Anliegen der Stadtwerkstatt-Projekte ist also der - ausdrücklich politische - Bezug auf Medien, Formate und Materialien, die untereinander uneinheitlich sind und auf den ersten Blick nichts miteinander zu tun haben, wie das Spiel des Stühlerückens und die neoliberale Unternehmensstrategie der Jetztzeit oder Bierflaschen und Virtualität. Die Zuschauenden sind dabei aufgefordert, selbst zu handeln, und damit: zu Medienproduzenten zu werden. Ganz im Sinne eines "Baukastens zu einer Theorie der Medien", wie Hans Magnus Enzensberger ihn in den 70er Jahren entwarf, in dem es heißt: "Es ist falsch, Mediengeräte als bloße Konsumtionsmittel zu betrachten. Sie sind im Prinzip immer zugleich Produktionsmittel (...).". Und: "Jeder Empfänger" ist "ein potentieller Sender". Dies ist das utopische Potenzial, das sich offensichtlich mit jedem neuen Medium verbindet - Anfang des 20. Jahrhunderts mit dem Film, in den 20er Jahren dann mit dem Radio, in den 70ern mit dem Fernsehen und heute mit den digitalen Medien, mit Computer, Internet und Netzkunst. Das Stichwort der Partizipation, die Aufforderung an das Publikum teilzunehmen, zu handeln, sich verwickeln und einbinden zu lassen, ist daher für die Kunst- und Medienproduktion heute zunehmend wichtig geworden.

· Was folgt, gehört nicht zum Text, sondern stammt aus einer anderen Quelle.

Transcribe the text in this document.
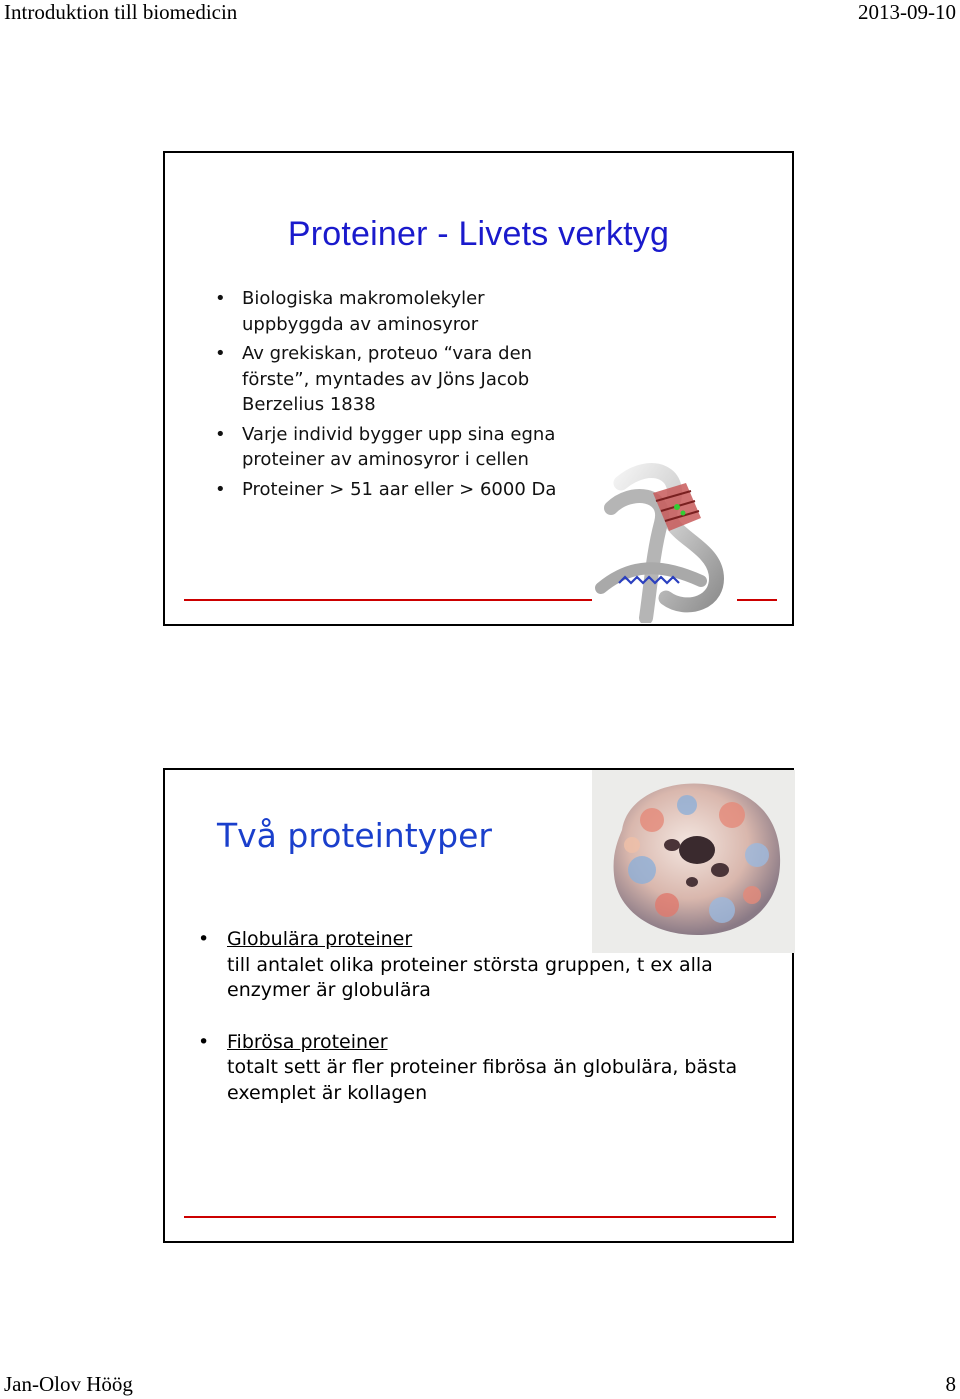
Introduktion till biomedicin	2013-09-10
Proteiner - Livets verktyg
• Biologiska makromolekyler uppbyggda av aminosyror
• Av grekiskan, proteuo “vara den förste”, myntades av Jöns Jacob Berzelius 1838
• Varje individ bygger upp sina egna proteiner av aminosyror i cellen
• Proteiner > 51 aar eller > 6000 Da
Två proteintyper
• Globulära proteiner
till antalet olika proteiner största gruppen, t ex alla enzymer är globulära
• Fibrösa proteiner
totalt sett är fler proteiner fibrösa än globulära, bästa exemplet är kollagen
Jan-Olov Höög	8
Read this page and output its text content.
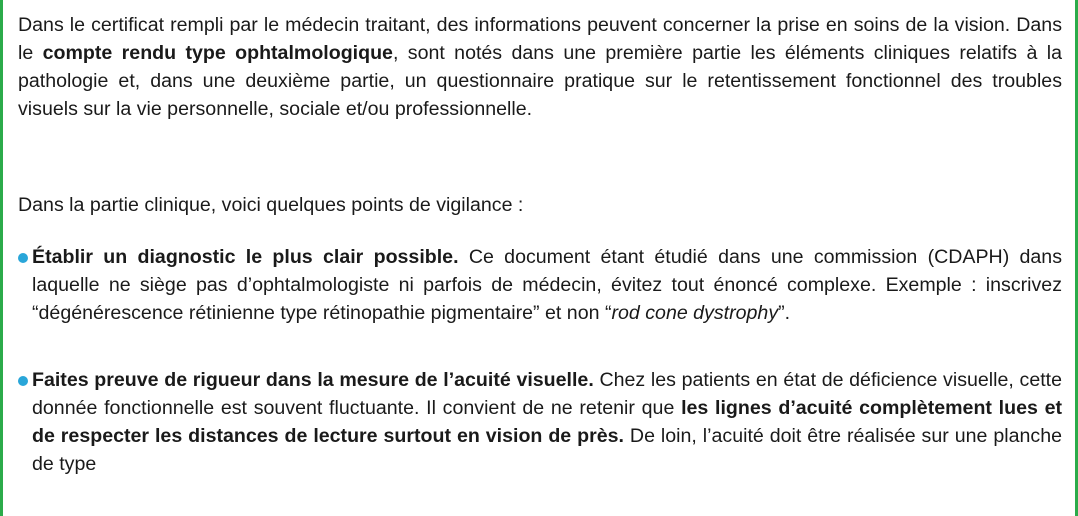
Dans le certificat rempli par le médecin traitant, des informations peuvent concerner la prise en soins de la vision. Dans le compte rendu type ophtalmologique, sont notés dans une première partie les éléments cliniques relatifs à la pathologie et, dans une deuxième partie, un questionnaire pratique sur le retentissement fonctionnel des troubles visuels sur la vie personnelle, sociale et/ou professionnelle.

Dans la partie clinique, voici quelques points de vigilance :

Établir un diagnostic le plus clair possible. Ce document étant étudié dans une commission (CDAPH) dans laquelle ne siège pas d’ophtalmologiste ni parfois de médecin, évitez tout énoncé complexe. Exemple : inscrivez “dégénérescence rétinienne type rétinopathie pigmentaire” et non “rod cone dystrophy”.

Faites preuve de rigueur dans la mesure de l’acuité visuelle. Chez les patients en état de déficience visuelle, cette donnée fonctionnelle est souvent fluctuante. Il convient de ne retenir que les lignes d’acuité complètement lues et de respecter les distances de lecture surtout en vision de près. De loin, l’acuité doit être réalisée sur une planche de type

"Partizipation" erfordert vom Publikum nicht nur Aktivität im herkömmlichen Sinne (also Betrachten, Abschreiten oder Begehen), sondern auch Inter-Aktivität, einen Wechseldiskurs zwischen den einzelnen Werken, Objekten und Aktionen. Dies meint bekanntlich Handeln in einem umfassenden Sinn - Dinge in Gang setzen, betasten, erproben, spielen usw. - UND eine ständige Rück-Überprüfung des eigenen Reagierens, Handelns und Empfindens. Dadurch, so glauben die Theorien des Spiels, verlassen wir unseren gewohnten Handlungs-Spiel-Raum, überschreiten selbst Grenzen. Teilnehmen und Bewerten sind, so haben jene Medientheorien befunden, die an das utopische Potenzial der Medien glaubten und glauben, eben immer noch nicht genug: "Sollten Sie dies für utopisch halten", schreibt Brecht in seiner "Radiotheorie", so bitte ich Sie, darüber nachzudenken, warum es utopisch ist".